Dampak Covid-19 tidak serta-merta hilang tahun depan. Kemungkinan masih ada tekanan-tekanan ekonomi sehingga UMKM memerlukan dukungan pemerintah.
Apabila program itu berlanjut, kata Hanung, banpres produktif akan diberikan bagi usaha mikro yang belum menerima hibah. Usaha mikro yang sudah menerima banpres produktif tahun ini diharapkan dapat mengakses program lain, seperti kredit usaha rakyat (KUR) supermikro.
”KUR supermikro merupakan pinjaman baru dengan persyaratan mudah, tidak perlu kolateral, dan bunganya 0 persen. Kami juga berharap program (KUR supermikro) yang digulirkan pada 2020 bisa berlanjut pada 2021,” katanya.
Berdasarkan data Sistem Informasi Kredit Program (SIKP), realisasi penyaluran KUR supermikro per 9 Desember 2020 sebesar Rp 6,71 triliun bagi 763.542 debitor.
Baca juga : Penyaluran Banpres Produktif Usaha Mikro 2020 Tuntas
Infrastruktur desa
Untuk meningkatkan ekonomi masyarakat desa, pemerintah juga membangun infrastruktur kelistrikan berbasis energi terbarukan untuk mewujudkan Tujuan Pembangunan Berkelanjutan (SDGs).
Menteri Desa, Pembangunan Daerah Tertinggal, dan Transmigrasi (PDTT) Abdul Halim Iskandar mengatakan, salah satu program SDGs desa adalah mewujudkan desa berenergi bersih dan terbarukan. Konsumsi listrik masyarakat di perdesaan ditargetkan lebih dari 1.200 kilowatt jam per kapita.

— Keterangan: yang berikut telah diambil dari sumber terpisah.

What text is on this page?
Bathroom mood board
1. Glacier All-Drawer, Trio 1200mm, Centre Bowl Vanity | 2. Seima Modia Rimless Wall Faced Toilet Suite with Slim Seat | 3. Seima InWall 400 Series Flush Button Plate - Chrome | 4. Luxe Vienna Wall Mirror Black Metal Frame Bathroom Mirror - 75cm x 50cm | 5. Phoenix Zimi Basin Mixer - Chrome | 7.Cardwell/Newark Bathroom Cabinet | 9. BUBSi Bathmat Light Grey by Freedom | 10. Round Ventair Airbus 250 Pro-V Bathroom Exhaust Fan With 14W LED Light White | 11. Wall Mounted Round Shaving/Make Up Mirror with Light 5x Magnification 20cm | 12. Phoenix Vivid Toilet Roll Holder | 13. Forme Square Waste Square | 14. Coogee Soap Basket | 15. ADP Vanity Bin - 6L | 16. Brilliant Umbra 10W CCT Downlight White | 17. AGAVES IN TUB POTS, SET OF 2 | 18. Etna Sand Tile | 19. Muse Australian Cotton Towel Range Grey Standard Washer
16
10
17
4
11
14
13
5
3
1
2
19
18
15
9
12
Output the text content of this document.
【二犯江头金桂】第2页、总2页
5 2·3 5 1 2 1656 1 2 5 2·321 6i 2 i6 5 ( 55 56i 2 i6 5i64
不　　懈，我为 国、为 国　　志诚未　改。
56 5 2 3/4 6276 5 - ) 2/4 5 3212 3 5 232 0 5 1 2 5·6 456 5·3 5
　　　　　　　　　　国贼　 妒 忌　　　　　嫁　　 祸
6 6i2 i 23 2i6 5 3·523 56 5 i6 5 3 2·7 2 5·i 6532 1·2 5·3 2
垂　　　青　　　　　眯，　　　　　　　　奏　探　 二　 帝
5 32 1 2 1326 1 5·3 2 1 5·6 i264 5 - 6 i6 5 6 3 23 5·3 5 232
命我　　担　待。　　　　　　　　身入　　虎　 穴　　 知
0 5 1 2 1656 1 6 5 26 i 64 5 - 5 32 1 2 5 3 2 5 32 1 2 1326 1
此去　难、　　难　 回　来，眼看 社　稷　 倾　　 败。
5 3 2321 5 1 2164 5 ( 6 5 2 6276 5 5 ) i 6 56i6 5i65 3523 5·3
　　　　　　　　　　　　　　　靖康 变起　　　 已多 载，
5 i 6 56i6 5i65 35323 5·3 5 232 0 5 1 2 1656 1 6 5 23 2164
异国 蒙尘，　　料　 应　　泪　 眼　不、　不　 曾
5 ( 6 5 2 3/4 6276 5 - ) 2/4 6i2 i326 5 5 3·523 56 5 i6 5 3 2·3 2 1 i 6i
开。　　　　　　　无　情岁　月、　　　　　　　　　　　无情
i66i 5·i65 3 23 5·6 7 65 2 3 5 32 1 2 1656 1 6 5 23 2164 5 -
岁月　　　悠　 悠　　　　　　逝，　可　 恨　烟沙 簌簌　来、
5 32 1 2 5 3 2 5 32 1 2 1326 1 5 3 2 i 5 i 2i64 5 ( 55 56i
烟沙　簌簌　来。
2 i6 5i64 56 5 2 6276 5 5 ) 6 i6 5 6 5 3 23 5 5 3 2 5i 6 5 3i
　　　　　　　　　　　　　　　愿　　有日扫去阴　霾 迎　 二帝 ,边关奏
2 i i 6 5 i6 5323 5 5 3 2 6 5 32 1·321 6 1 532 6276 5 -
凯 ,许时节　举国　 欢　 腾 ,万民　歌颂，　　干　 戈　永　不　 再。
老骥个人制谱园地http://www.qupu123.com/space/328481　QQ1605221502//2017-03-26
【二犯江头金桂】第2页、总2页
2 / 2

Masyarakat yang sebelumnya menggunakan bahan bakar minyak untuk transportasi atau memasak bisa turun hingga di bawah 50 persen. ”Salah satu hal yang bisa dikembangkan adalah pengoptimalan biogas dari kotoran ternak sebagai pengganti minyak untuk memasak,” ujarnya.
Namun, Kemendesa PDTT tidak bisa mewujudkan program itu sendiri sehingga melibatkan Kementerian Energi dan Sumber Daya Mineral serta PT Perusahaan Listrik Negara (Persero). Kedua institusi ini sudah terlibat dalam program elektrifikasi di sejumlah desa di Papua.
”Di Papua ada pengembangan energi terbarukan dari tenaga surya, yaitu energi dari matahari ditangkap dan disimpan dalam baterai. Baterai tersebut digunakan warga sebagai sumber daya penerangan,” katanya.